De acordo com o presidente da companhia, a área útil da unidade cresceu 40%, o que permite triplicar a operação no futuro. O volume produzido é calculado por “lances”, cada um com 50 metros de extensão nos pivôs. A capacidade de produção na unidade vai crescer dos atuais 1.400 lances por mês para 2 mil lances mensais.
“Vamos ampliar a nacionalização da produção que importamos para ficarmos menos expostos”, afirmou Del Nero. Tudo isso, dentro de um mercado mais maduro e com nichos de crescimento bem claros.
Além de regiões produtoras de algodão - o Oeste da Bahia, por exemplo, foi a única região que teve crescimento de mercado no Brasil em 2024 - a Valley aposta na retomada da soja e do milho e até em lavouras incomuns. Entre os exemplos, Del Nero cita os cultivos de trigo na Bahia e o de gergelim no Maranhão.
Mas a maior aposta são as lavouras de cana. O setor era responsável por 5% do faturamento da Valley, saltou para 8% no ano passado e deve passar para entre 13% e 15%. “O pessoal da usina acordou para a irrigação”, afirmou o presidente da Valley.
Entre os lançamentos apresentados pela empresa estão tubos revestidos com um polímero capaz de suportar a corrosão da vinhaça e para a aplicação por meio de pivôs.
O subproduto do processamento da cana é utilizado como fertilizante nas lavouras da cultura e a aplicação é normalmente feita por tubos plásticos em carretéis, o que limita a produtividade das operações.
Agrishow
No estande da companhia na Agrishow, outras soluções estão disponíveis.
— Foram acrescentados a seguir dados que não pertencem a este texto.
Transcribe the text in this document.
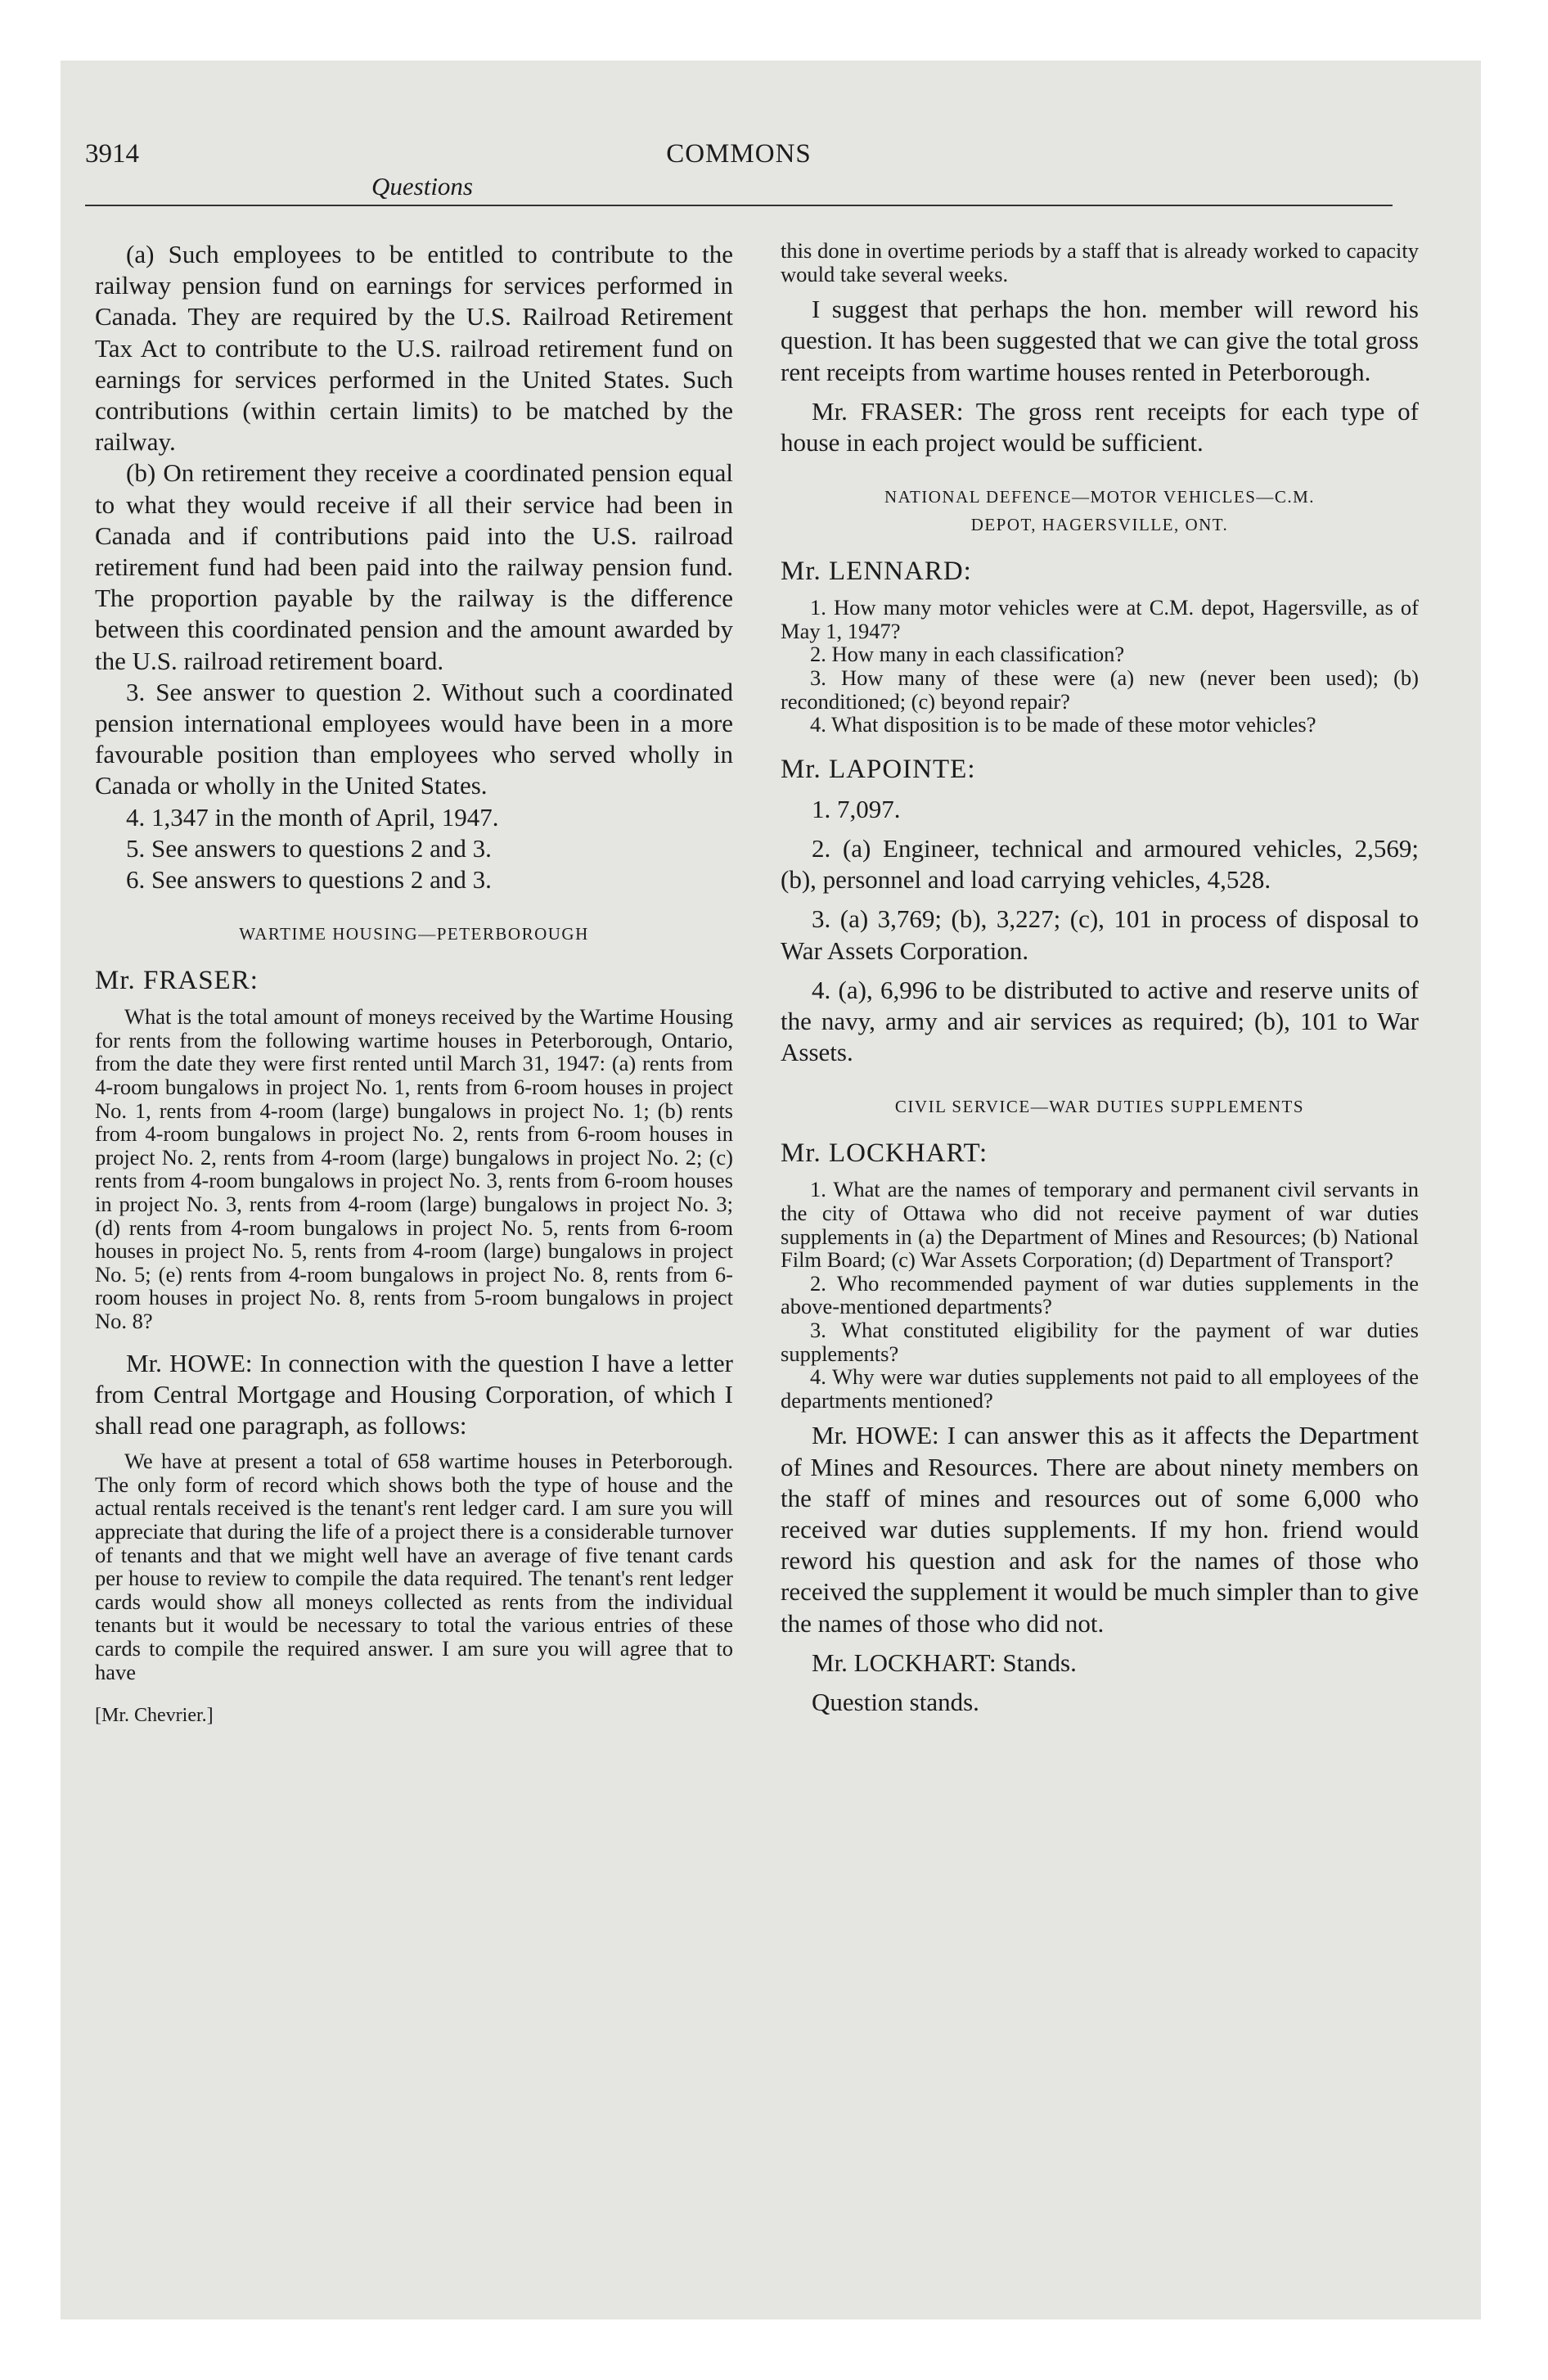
3914	COMMONS
Questions

(a) Such employees to be entitled to contribute to the railway pension fund on earnings for services performed in Canada. They are required by the U.S. Railroad Retirement Tax Act to contribute to the U.S. railroad retirement fund on earnings for services performed in the United States. Such contributions (within certain limits) to be matched by the railway.

(b) On retirement they receive a coordinated pension equal to what they would receive if all their service had been in Canada and if contributions paid into the U.S. railroad retirement fund had been paid into the railway pension fund. The proportion payable by the railway is the difference between this coordinated pension and the amount awarded by the U.S. railroad retirement board.

3. See answer to question 2. Without such a coordinated pension international employees would have been in a more favourable position than employees who served wholly in Canada or wholly in the United States.

4. 1,347 in the month of April, 1947.

5. See answers to questions 2 and 3.

6. See answers to questions 2 and 3.

WARTIME HOUSING—PETERBOROUGH
Mr. FRASER:

What is the total amount of moneys received by the Wartime Housing for rents from the following wartime houses in Peterborough, Ontario, from the date they were first rented until March 31, 1947: (a) rents from 4-room bungalows in project No. 1, rents from 6-room houses in project No. 1, rents from 4-room (large) bungalows in project No. 1; (b) rents from 4-room bungalows in project No. 2, rents from 6-room houses in project No. 2, rents from 4-room (large) bungalows in project No. 2; (c) rents from 4-room bungalows in project No. 3, rents from 6-room houses in project No. 3, rents from 4-room (large) bungalows in project No. 3; (d) rents from 4-room bungalows in project No. 5, rents from 6-room houses in project No. 5, rents from 4-room (large) bungalows in project No. 5; (e) rents from 4-room bungalows in project No. 8, rents from 6-room houses in project No. 8, rents from 5-room bungalows in project No. 8?

Mr. HOWE: In connection with the question I have a letter from Central Mortgage and Housing Corporation, of which I shall read one paragraph, as follows:

We have at present a total of 658 wartime houses in Peterborough. The only form of record which shows both the type of house and the actual rentals received is the tenant's rent ledger card. I am sure you will appreciate that during the life of a project there is a considerable turnover of tenants and that we might well have an average of five tenant cards per house to review to compile the data required. The tenant's rent ledger cards would show all moneys collected as rents from the individual tenants but it would be necessary to total the various entries of these cards to compile the required answer. I am sure you will agree that to have

[Mr. Chevrier.]

this done in overtime periods by a staff that is already worked to capacity would take several weeks.

I suggest that perhaps the hon. member will reword his question. It has been suggested that we can give the total gross rent receipts from wartime houses rented in Peterborough.

Mr. FRASER: The gross rent receipts for each type of house in each project would be sufficient.

NATIONAL DEFENCE—MOTOR VEHICLES—C.M.
DEPOT, HAGERSVILLE, ONT.
Mr. LENNARD:

1. How many motor vehicles were at C.M. depot, Hagersville, as of May 1, 1947?

2. How many in each classification?

3. How many of these were (a) new (never been used); (b) reconditioned; (c) beyond repair?

4. What disposition is to be made of these motor vehicles?

Mr. LAPOINTE:

1. 7,097.

2. (a) Engineer, technical and armoured vehicles, 2,569; (b), personnel and load carrying vehicles, 4,528.

3. (a) 3,769; (b), 3,227; (c), 101 in process of disposal to War Assets Corporation.

4. (a), 6,996 to be distributed to active and reserve units of the navy, army and air services as required; (b), 101 to War Assets.

CIVIL SERVICE—WAR DUTIES SUPPLEMENTS
Mr. LOCKHART:

1. What are the names of temporary and permanent civil servants in the city of Ottawa who did not receive payment of war duties supplements in (a) the Department of Mines and Resources; (b) National Film Board; (c) War Assets Corporation; (d) Department of Transport?

2. Who recommended payment of war duties supplements in the above-mentioned departments?

3. What constituted eligibility for the payment of war duties supplements?

4. Why were war duties supplements not paid to all employees of the departments mentioned?

Mr. HOWE: I can answer this as it affects the Department of Mines and Resources. There are about ninety members on the staff of mines and resources out of some 6,000 who received war duties supplements. If my hon. friend would reword his question and ask for the names of those who received the supplement it would be much simpler than to give the names of those who did not.

Mr. LOCKHART: Stands.

Question stands.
Entre elas, painéis solares, estações meteorológicas e unidades de conectividade por satélite, todas integradas ao equipamento de irrigação.
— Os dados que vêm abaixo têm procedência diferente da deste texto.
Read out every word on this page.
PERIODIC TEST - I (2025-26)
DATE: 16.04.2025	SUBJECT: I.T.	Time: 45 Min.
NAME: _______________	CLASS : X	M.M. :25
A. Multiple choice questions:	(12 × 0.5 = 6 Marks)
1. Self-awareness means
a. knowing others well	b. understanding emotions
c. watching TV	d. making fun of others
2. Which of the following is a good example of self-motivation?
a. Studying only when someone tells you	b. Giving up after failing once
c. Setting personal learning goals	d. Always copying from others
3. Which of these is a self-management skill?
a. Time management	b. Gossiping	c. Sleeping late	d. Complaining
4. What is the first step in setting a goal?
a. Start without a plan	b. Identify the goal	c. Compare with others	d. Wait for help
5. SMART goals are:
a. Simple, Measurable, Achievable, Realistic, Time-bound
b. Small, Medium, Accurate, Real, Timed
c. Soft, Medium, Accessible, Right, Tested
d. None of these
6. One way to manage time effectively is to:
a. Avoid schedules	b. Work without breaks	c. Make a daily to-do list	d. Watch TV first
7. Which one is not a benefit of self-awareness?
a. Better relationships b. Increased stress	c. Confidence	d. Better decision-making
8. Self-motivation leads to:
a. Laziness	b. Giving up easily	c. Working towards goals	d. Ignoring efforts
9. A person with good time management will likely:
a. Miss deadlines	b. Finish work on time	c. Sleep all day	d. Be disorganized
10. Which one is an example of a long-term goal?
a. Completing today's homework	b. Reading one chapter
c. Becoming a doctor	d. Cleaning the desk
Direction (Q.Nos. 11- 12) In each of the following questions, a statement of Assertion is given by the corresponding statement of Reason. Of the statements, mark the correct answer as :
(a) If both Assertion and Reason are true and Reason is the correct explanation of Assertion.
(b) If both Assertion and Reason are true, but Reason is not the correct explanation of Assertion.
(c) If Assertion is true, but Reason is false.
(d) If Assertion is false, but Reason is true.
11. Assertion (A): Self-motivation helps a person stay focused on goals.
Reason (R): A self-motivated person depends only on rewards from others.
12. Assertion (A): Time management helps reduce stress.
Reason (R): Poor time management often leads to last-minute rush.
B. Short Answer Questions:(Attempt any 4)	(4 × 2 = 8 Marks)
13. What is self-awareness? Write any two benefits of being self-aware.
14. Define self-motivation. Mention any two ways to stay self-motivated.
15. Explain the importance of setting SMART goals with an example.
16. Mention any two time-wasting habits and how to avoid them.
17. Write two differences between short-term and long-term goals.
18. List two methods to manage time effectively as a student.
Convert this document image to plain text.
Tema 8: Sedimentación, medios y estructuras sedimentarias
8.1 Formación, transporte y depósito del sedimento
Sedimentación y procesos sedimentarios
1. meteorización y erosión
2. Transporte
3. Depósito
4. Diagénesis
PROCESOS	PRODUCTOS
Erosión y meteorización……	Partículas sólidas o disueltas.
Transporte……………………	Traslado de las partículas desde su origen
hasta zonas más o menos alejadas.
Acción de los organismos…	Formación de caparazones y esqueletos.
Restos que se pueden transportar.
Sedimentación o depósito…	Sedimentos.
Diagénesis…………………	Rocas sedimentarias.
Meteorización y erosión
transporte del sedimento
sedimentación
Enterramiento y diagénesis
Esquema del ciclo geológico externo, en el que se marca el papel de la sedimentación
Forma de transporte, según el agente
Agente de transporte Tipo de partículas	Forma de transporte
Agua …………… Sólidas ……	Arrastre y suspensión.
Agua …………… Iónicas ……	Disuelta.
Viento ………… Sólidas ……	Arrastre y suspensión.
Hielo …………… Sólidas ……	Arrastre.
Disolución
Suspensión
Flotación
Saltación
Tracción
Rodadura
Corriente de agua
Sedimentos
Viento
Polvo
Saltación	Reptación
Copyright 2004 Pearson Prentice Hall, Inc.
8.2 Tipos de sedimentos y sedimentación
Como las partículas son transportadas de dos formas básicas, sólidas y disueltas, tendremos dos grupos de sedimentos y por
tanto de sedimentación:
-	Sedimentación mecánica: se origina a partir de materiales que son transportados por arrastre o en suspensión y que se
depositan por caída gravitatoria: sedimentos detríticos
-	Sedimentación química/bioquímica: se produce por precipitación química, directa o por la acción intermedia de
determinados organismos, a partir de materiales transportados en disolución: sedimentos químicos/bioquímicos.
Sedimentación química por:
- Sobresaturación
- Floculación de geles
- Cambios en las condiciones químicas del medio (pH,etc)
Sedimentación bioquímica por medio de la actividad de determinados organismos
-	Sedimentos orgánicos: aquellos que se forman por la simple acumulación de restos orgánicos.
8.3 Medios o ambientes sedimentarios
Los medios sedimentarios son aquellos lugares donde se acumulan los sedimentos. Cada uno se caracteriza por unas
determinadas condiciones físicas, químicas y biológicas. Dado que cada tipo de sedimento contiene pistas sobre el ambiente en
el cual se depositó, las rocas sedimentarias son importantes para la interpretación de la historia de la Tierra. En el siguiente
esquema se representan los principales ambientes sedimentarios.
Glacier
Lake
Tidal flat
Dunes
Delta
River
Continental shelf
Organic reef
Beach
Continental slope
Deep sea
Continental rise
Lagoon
Dona da Solbras, empresa de energia solar adquirida em 2020, a Valley aposta no crescimento das vendas casadas entre equipamentos de irrigação e usinas solares.
Muitas propriedades têm demanda contratada fixa e necessitam de energia extra para a produção e irrigação. Por isso, recorrem às usinas solares, ou mesmo em operações híbridas com geradores a diesel ou baterias carregadas pelos próprios painéis.
“As vendas casadas ainda não estão maduras. Mas tem muitos ‘early adopters’ (primeiros compradores) que já começam direto com pivôs e painéis solares”, disse.
Como menos de 10% da área agricultável do Brasil é irrigada, e apenas 2,5% por meio de pivôs, Del Nero vê o mercado nacional como maduro. Mas, para o executivo, há espaço para crescer.
“Com aumento no custo da produção e das terras, o produtor busca cada vez mais verticalizar sua produção e o investimento em irrigação é mais barato do que comprar terra”, concluiu.